Law360: Uber Drivers Urge Judge Not To Dismiss Case
July 5, 2017
Dulberg said he and Uber are currently bound by the company’s Dec. 11, 2015, technology services agreement, and he insists the language of that agreement backs up his allegations that Uber took a bigger cut of passenger fares than it said it would in the agreement, according to Dulberg’s brief.
“Even if the [technology services agreement] allowed Uber to charge passengers an upfront fare and that upfront fare could be different from and higher than the fare determined by the fare calculation (i.e., the only fare in the TSA, the fare that Dulberg charges and the fare on which Uber’s service fee is based), Uber has still breached the TSA because Uber may deduct only its service fee — 20 percent ‘of the fare determined by the fare calculation’ — before remitting the remainder of the upfront fare to Dulberg,” the opposition brief said.

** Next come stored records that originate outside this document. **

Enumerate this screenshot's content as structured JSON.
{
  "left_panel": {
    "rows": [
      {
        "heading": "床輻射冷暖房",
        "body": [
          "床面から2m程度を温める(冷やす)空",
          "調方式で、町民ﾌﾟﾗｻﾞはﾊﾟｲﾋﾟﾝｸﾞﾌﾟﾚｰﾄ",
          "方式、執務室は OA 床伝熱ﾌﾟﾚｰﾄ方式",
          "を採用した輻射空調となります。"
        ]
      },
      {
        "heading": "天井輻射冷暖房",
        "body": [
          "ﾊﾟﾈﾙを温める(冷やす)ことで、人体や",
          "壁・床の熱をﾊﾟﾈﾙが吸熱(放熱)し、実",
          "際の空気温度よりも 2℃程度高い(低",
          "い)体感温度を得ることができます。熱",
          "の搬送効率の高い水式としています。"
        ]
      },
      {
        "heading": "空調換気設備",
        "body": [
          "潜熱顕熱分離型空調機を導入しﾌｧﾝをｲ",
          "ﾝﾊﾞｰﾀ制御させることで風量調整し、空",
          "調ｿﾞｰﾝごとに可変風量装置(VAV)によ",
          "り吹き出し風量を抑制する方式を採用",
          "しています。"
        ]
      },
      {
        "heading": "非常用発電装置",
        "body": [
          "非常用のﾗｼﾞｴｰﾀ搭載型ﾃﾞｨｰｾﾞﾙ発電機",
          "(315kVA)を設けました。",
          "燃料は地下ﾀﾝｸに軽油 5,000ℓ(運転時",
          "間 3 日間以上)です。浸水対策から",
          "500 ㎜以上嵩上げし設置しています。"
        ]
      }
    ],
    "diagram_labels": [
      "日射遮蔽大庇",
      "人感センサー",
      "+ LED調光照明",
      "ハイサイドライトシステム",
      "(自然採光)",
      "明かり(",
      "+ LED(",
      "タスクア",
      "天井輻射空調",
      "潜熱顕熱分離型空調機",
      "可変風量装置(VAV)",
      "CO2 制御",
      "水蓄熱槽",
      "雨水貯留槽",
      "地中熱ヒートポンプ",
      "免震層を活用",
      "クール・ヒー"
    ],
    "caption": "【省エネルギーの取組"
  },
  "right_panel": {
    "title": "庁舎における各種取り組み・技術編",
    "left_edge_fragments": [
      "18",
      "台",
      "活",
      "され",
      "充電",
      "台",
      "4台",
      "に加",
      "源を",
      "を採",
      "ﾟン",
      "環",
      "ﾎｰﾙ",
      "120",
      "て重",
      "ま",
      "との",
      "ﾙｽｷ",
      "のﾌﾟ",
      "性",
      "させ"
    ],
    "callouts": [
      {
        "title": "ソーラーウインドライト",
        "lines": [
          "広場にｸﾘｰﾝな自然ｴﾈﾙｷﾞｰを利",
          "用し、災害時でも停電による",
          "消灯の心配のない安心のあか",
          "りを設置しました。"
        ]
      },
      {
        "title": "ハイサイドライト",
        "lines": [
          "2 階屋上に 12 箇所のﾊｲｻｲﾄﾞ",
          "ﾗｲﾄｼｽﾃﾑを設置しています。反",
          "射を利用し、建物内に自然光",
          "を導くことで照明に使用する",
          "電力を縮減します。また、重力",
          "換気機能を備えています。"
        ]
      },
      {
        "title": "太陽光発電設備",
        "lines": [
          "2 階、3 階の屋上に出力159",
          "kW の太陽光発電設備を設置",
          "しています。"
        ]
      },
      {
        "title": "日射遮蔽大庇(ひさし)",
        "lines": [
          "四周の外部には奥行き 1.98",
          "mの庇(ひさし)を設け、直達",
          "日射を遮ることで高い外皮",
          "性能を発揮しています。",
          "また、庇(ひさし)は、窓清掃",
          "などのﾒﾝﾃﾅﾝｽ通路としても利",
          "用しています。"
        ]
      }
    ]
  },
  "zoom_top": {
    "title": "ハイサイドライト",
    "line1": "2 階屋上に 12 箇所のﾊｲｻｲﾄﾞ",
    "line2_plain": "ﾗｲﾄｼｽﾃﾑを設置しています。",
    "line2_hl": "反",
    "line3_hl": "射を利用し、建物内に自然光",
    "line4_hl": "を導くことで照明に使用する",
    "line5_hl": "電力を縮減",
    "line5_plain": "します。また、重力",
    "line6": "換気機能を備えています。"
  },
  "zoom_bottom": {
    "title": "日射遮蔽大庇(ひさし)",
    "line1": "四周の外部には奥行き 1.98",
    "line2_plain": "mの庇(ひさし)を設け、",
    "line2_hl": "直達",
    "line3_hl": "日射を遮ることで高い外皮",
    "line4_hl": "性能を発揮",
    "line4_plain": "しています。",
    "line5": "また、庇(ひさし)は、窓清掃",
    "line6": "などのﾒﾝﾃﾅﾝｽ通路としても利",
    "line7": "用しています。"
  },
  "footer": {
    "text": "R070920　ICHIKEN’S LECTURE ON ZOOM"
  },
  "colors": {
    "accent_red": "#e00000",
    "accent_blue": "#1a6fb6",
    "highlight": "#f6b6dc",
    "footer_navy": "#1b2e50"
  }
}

Under the upfront pricing model, the ride-hailing giant charges passengers a fare before their ride even begins, but Uber bases that fare on an aggressive and often inflated projection of the distance and time involved in a particular ride, Dulberg alleged. The driver is entitled to a set percentage of the fare as laid out in the driver agreements, but Uber pays based on a calculation of the distance and time actually driven, which can often be less than what the customer actually paid, allowing Uber to pocket the difference, according to Dulberg’s complaint.
Uber moved for dismissal in June, telling U.S. District Judge William Alsup that Dulberg has misread the agreement and doesn’t even have a valid case.